Friday, April 20th, 3:00 p.m.
Room 2049 NHB
Stephan Hochleithner, University of Zurich
A Question of Access: Nature Conservation, Displacement, and Social Transformation at the Virunga National Park, DRC
The Virunga National Park (VNP), located in the east of the Democratic Republic of the Congo, is advertised as key to bringing peace to the region, which has been afflicted by armed conflicts for at least the past 30 years. The park’s management and donors argue that the VNP brings about economic development and stability, and helps to counter climate change, tying in with the global narrative of nature conservation. An increasing number of studies, however, also point at the VNP’s downsides, such as dispossessive enclosures, disempowerment of peasants, and contributions to causes of ongoing armed conflicts. Drawing on qualitative fieldwork in the region, this talk examines the role of the VNP in local migration patterns with special regard to the many internally displaced persons.

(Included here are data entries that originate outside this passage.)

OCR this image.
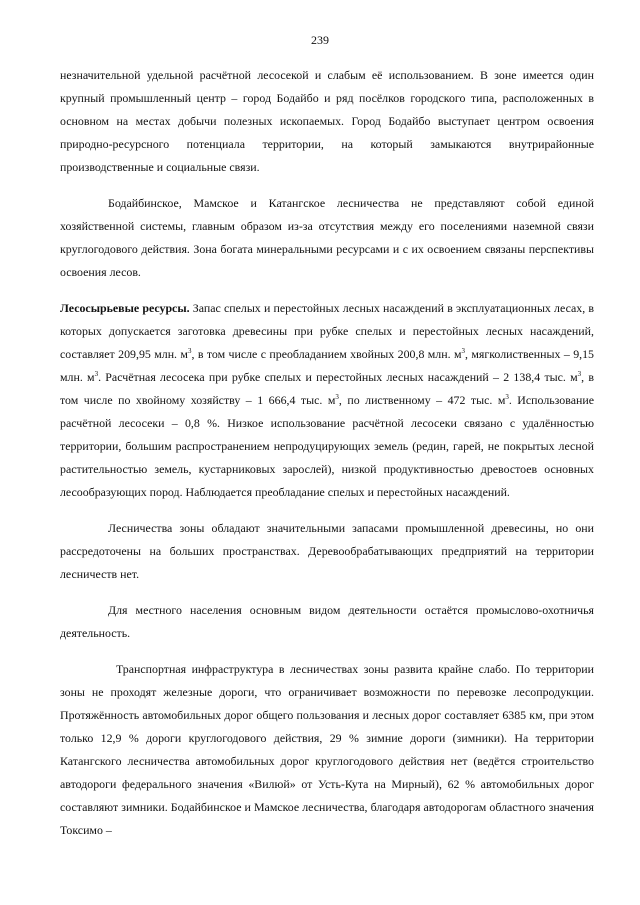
239

незначительной удельной расчётной лесосекой и слабым её использованием. В зоне имеется один крупный промышленный центр – город Бодайбо и ряд посёлков городского типа, расположенных в основном на местах добычи полезных ископаемых. Город Бодайбо выступает центром освоения природно-ресурсного потенциала территории, на который замыкаются внутрирайонные производственные и социальные связи.

Бодайбинское, Мамское и Катангское лесничества не представляют собой единой хозяйственной системы, главным образом из-за отсутствия между его поселениями наземной связи круглогодового действия. Зона богата минеральными ресурсами и с их освоением связаны перспективы освоения лесов.

Лесосырьевые ресурсы. Запас спелых и перестойных лесных насаждений в эксплуатационных лесах, в которых допускается заготовка древесины при рубке спелых и перестойных лесных насаждений, составляет 209,95 млн. $м^3$, в том числе с преобладанием хвойных 200,8 млн. $м^3$, мягколиственных – 9,15 млн. $м^3$. Расчётная лесосека при рубке спелых и перестойных лесных насаждений – 2 138,4 тыс. $м^3$, в том числе по хвойному хозяйству – 1 666,4 тыс. $м^3$, по лиственному – 472 тыс. $м^3$. Использование расчётной лесосеки – 0,8 %. Низкое использование расчётной лесосеки связано с удалённостью территории, большим распространением непродуцирующих земель (редин, гарей, не покрытых лесной растительностью земель, кустарниковых зарослей), низкой продуктивностью древостоев основных лесообразующих пород. Наблюдается преобладание спелых и перестойных насаждений.

Лесничества зоны обладают значительными запасами промышленной древесины, но они рассредоточены на больших пространствах. Деревообрабатывающих предприятий на территории лесничеств нет.

Для местного населения основным видом деятельности остаётся промыслово-охотничья деятельность.

Транспортная инфраструктура в лесничествах зоны развита крайне слабо. По территории зоны не проходят железные дороги, что ограничивает возможности по перевозке лесопродукции. Протяжённость автомобильных дорог общего пользования и лесных дорог составляет 6385 км, при этом только 12,9 % дороги круглогодового действия, 29 % зимние дороги (зимники). На территории Катангского лесничества автомобильных дорог круглогодового действия нет (ведётся строительство автодороги федерального значения «Вилюй» от Усть-Кута на Мирный), 62 % автомобильных дорог составляют зимники. Бодайбинское и Мамское лесничества, благодаря автодорогам областного значения Токсимо –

It argues that the VNP contributes to increased social and environmental differentiation and contributes to local conflict dynamics by restricting local communities' access to resources.
Professor Emeritus Tom Bassett has received the AAG Cultural and Political Ecology specialty group's 2018 Robert McC. Netting Award, which recognizes distinguished research and professional activities that bridge geography and anthropology. Bassett will present the Mc.C Netting Plenary Lecture at next year's AAG Annual Meeting. Professor Trevor Birkenholtz received the 2017 McC. Netting Award, and accepted the 2018 award on Tom's behalf after presenting "The (Re)Feminization of Agrarian Labor: Women, Water and Efficiency in North India."
Professor Jim Best was presented with the Jean Baptiste Lamarck Medal by the European Geosciences Union, at the EGU annual meeting last week in Vienna. The Lamarck Medal is awarded to scientists for their exceptional contributions to stratigraphy, sedimentology or palaeontology. Specifically, Jim was recognized for "major contributions to our understanding of physical sedimentary processes and their products in the geological record."
| ||Andrew Stencel and Keith Searles|
GGIS major and Leadership Studies minor Andrew Stencel has received the inaugural Yvette B. Hernandez Scholarship. This annual scholarhip was established by Keith Searles (BS, CEE, '96), founder and CEO of UrbanGIS in Chicago, to recognize students from the School of Earth, Society, and Environment who demonstrates extensive GIS skills and excellent leadership qualities.
Chong Li is a visiting scholar with the CyberGIS Center, researching cloud computing, collaboration computing, software architecture, big data, and CyberGIS. He will be visiting through September 2018, with a desk in Room 2027 NHB.
Wang, J.; Kwan, M.-P.; Chai, Y. 2018. An Innovative Context-Based Crystal-Growth Activity Space Method for Environmental Exposure Assessment: A Study Using GIS and GPS Trajectory Data Collected in Chicago. Int. J. Environ. Res. Public Health , 15, 703.
Wang, J.; Lee, K.; Kwan, M.-P. 2018. Environmental Influences on Leisure-Time Physical Inactivity in the U.S.: An Exploration of Spatial Non-Stationarity. ISPRS Int. J. Geo-Inf. , 7, 143.